Hybrid approaches and fully online education have obvious safety appeal, particularly for teachers. But only 80 percent of U.S. households have internet access, and being in that 80 percent is no guarantee of having a fast, reliable connection, or a functional computer, or a computer each student can use uninterrupted for hours every day, or the supervision most children will require to sit still and actually learn something. Families with parents who aren’t fluent in English will struggle to help their children when they’re confused or even get basic logistical updates from teachers and administrators. Distance learning doesn’t work well for younger children — kids in an irreplaceable window of brain plasticity — and few families will be able to give their youngest members the attention they need to make online classes viable.

Learning pods are an increasingly popular option among wealthier families, and understandably so. They combine in-person instruction tailored to the needs of a small group of children with minimal risk of coronavirus infection. They also guarantee kids can see and play with their friends in real life, which is deeply important for children’s mental health.

But without vouchers from their school districts to pay for their portion of a pod teacher’s salary, poor, working class, and middle class families won’t have this option, which runs around $12,000 a year per student depending on the program and pod size.
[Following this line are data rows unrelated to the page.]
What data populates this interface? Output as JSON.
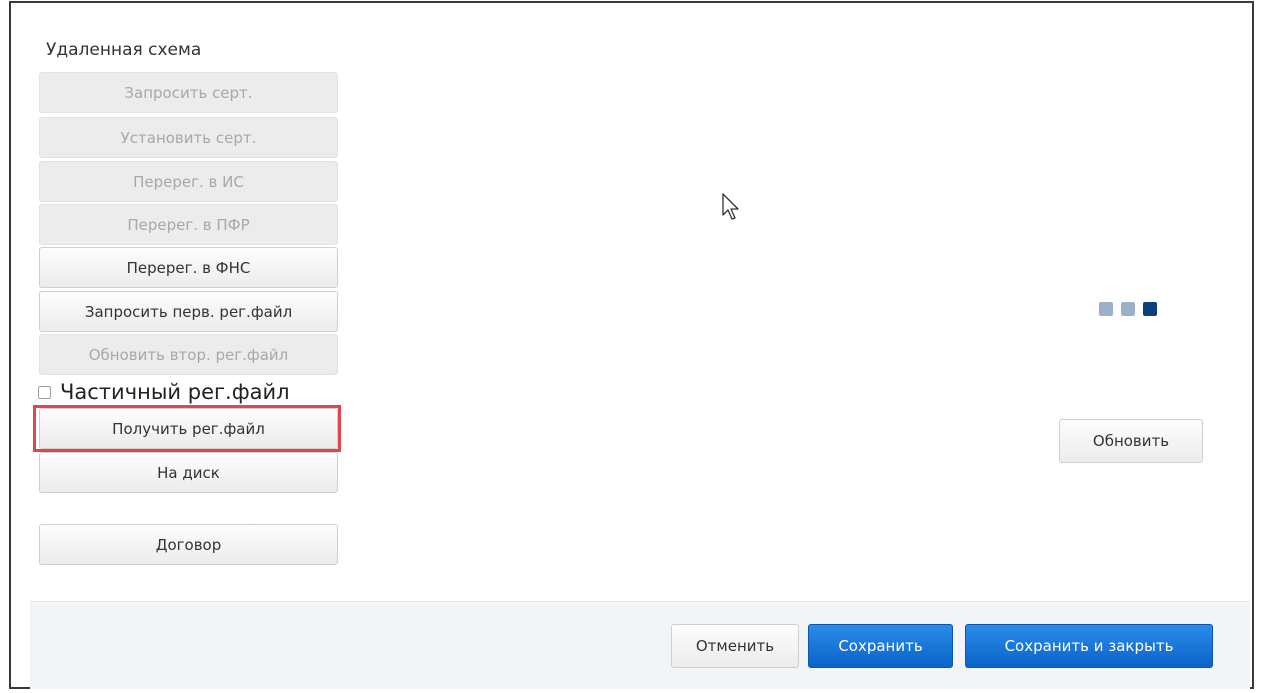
{
  "section_title": "Удаленная схема",
  "left_buttons": [
    {
      "label": "Запросить серт.",
      "enabled": false
    },
    {
      "label": "Установить серт.",
      "enabled": false
    },
    {
      "label": "Перерег. в ИС",
      "enabled": false
    },
    {
      "label": "Перерег. в ПФР",
      "enabled": false
    },
    {
      "label": "Перерег. в ФНС",
      "enabled": true
    },
    {
      "label": "Запросить перв. рег.файл",
      "enabled": true
    },
    {
      "label": "Обновить втор. рег.файл",
      "enabled": false
    }
  ],
  "partial_checkbox": {
    "label": "Частичный рег.файл",
    "checked": false
  },
  "get_regfile_label": "Получить рег.файл",
  "to_disk_label": "На диск",
  "contract_label": "Договор",
  "refresh_label": "Обновить",
  "loading_dots": {
    "count": 3,
    "active_index": 2,
    "colors": {
      "inactive": "#9bb0c9",
      "active": "#0d3f7e"
    }
  },
  "highlight_color": "#e0464b",
  "footer": {
    "cancel_label": "Отменить",
    "save_label": "Сохранить",
    "save_close_label": "Сохранить и закрыть"
  },
  "colors": {
    "primary": "#0b63c9",
    "disabled_text": "#a8a8a8"
  }
}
Homeschooling co-ops, where parents take turns teaching a group of kids on different days or topics, are more accessible, but they still require parents to have the time and knowledge to teach.

Warnings that pods will increase inequality aren’t wrong — but they often miss the reality that education inequality will worsen no matter what we do for as long as this pandemic continues. The Trump administration’s argument that schools should re-open because sticking with distance learning hurts disadvantaged communities most likewise isn’t wrong — but it ignores the reality that re-opening will also hurt those same communities most.

The only good option before us, then, is not about education proper: It’s ending the pandemic. But until that happens, the best thing we can do is give parents as many options as we can. What that looks like will vary widely, because pandemic conditions vary widely. But across the board, the easiest way to increase school options for this fall is to let parents access the money their school district spends annually on their kids. (Call it “universal basic education income,” maybe, if you don’t like “voucher.”)

The national average of per-student spending is $12,612 as of 2018, which is enough to join a pod of six students. Even the lowest per-student expenditures ($7,628 in Utah) would cover a larger pod of 10-12 kids or tuition for a private or charter school, perhaps one trying creative solutions like outside education.

For some families, of course, this offer wouldn’t help anything at all. I suspect most parents would leave that money with the district, making do with whatever option their state or county has selected. But I also suspect some substantial number would take their chances elsewhere.

Giving them that opportunity in this bewildering moment strikes me as the decent thing to do, even if it complicates (or, optimistically, reinvigorates) education policy post-pandemic. Maybe trying different poisons will help us find some antidotes.